All of lore.kernel.org
 help / color / mirror / Atom feed
From: Neil Brown <neilb@suse.de>
To: heinzm@redhat.com
Cc: device-mapper development <dm-devel@redhat.com>
Subject: Re: [PATCH 00/24] dm-raid456 support using md/raid5.c, now with dirty-log
Date: Fri, 18 Jun 2010 13:52:31 +1000	[thread overview]
Message-ID: <20100618135231.124065ef@notabene.brown> (raw)
In-Reply-To: <1276771620.10854.18.camel@o>

On Thu, 17 Jun 2010 12:47:00 +0200
Heinz Mauelshagen <heinzm@redhat.com> wrote:

> On Thu, 2010-06-17 at 15:41 +1000, Neil Brown wrote:
> > On Wed, 16 Jun 2010 13:26:27 +0200
> > Heinz Mauelshagen <heinzm@redhat.com> wrote:
> > 
> > > On Wed, 2010-06-16 at 09:45 +1000, Neil Brown wrote:
> > > > Hi Heinz,
> > > > 
> > > > On Tue, 15 Jun 2010 15:23:26 +0200
> > > > Heinz Mauelshagen <heinzm@redhat.com> wrote:
> > > > 
> > > > > 
> > > > > Neil,
> > > > > 
> > > > > for missing devices we (re)load the table with error mapped device(s) in
> > > > > their place rather than identifying them with a special char/string.
> > > > > Did you go for the later in order to avoid some MD hassle with error
> > > > > targets being accessed by the MD personalities?

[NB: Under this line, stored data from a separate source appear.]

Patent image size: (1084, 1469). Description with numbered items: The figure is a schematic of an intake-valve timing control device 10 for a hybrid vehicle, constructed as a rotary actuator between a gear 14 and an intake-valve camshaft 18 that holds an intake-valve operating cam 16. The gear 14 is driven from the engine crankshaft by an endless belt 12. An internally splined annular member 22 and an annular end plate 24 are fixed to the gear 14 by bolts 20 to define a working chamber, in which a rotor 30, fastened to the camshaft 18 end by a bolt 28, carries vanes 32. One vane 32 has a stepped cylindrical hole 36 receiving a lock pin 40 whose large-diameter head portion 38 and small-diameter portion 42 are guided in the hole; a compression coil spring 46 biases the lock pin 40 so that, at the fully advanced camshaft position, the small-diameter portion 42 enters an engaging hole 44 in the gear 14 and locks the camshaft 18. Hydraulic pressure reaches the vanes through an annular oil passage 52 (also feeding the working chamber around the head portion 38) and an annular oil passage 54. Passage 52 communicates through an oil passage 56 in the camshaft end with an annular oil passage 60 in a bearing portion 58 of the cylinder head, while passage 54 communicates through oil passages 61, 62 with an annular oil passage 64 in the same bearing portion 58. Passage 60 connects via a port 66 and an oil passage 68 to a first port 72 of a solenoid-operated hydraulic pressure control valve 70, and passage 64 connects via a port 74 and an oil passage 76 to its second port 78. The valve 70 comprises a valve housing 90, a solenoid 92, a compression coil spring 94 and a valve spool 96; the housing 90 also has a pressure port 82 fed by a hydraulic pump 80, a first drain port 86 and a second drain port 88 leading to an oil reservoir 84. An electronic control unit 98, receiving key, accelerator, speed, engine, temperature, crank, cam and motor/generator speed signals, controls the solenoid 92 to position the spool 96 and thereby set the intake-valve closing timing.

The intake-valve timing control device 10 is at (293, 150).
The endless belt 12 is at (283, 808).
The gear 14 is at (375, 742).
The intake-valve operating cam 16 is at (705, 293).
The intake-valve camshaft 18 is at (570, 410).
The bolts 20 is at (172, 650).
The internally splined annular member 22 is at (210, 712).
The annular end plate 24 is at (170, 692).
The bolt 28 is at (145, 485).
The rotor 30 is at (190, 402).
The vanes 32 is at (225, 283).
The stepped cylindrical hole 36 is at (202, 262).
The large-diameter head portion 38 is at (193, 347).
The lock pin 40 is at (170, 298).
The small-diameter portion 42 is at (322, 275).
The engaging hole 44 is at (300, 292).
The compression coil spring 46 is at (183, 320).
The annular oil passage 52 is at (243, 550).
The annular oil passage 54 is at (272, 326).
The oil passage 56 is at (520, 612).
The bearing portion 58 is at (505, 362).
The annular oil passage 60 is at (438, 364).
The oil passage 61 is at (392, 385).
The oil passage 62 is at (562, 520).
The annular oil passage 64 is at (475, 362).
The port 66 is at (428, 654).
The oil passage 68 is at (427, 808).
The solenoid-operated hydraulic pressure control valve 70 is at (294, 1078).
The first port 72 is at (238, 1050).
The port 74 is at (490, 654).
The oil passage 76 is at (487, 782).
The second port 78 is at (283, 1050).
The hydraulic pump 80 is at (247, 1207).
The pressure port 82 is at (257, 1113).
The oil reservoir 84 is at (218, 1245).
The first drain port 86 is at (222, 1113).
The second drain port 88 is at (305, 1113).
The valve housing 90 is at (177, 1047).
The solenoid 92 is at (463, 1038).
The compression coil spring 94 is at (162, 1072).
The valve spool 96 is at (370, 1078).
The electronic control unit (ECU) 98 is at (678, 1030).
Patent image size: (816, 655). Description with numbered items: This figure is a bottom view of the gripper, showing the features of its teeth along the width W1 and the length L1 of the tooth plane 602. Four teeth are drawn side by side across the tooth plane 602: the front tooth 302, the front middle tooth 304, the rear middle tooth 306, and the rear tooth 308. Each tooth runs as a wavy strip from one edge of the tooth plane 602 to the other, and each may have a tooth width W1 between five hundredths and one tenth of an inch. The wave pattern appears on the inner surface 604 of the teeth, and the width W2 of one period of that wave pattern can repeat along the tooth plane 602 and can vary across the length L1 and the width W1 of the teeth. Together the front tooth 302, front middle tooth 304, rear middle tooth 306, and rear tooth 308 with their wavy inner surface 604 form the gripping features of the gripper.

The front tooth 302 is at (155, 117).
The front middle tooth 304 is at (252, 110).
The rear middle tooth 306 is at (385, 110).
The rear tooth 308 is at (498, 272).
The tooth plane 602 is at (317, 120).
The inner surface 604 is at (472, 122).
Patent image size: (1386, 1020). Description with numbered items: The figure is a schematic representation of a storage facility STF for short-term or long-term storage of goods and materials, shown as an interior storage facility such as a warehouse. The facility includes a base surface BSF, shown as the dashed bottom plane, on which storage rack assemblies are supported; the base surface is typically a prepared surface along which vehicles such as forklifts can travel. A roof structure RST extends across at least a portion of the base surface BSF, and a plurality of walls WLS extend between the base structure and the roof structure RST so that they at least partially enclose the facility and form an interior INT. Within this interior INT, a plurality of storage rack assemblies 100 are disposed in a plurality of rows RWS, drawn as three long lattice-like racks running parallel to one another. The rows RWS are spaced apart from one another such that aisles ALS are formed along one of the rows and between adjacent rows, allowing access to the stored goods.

If not so, we can drop
> > > > > the special '-' char support to identify missing devices.
> > > > 
> > > > When raid5 determines that a device has failed and so it will not write to it
> > > > again, it must be sure that the failure is record in the metadata before it
> > > > proceeds with that decision not to even try writing to the failed device.
> > > 
> > > Yes, that's the mandatory order to avoid data loss.
> > > 
> > > > Otherwise a crash/restart before the metadata was safely updated would result
> > > > in corruption.
> > > > 
> > > > This means that it must be possible for user-space to explicitly tell the
> > > > raid5 that a device is known to be faulty.
> > > > Doing that through the constructor seems the natural way to do it.
> > > 
> > > If /dev/mapper/error with an error target mapping would be used instead,
> > > would that cause consistency troubles to the MD personality if accessing
> > > those rather than the NULL device solution with the '-' argument you
> > > have now?
> > > If not so, we could drop the '-' support, which I'm aiming at.
> > > 
> > 
> > I would need to differentiate between /dev/mapper/error (where errors are
> > expected) and any other device (where errors are not expected).  How do you
> > propose I do that?
> 
> Is that differentiation mandatory for the MD personality at all?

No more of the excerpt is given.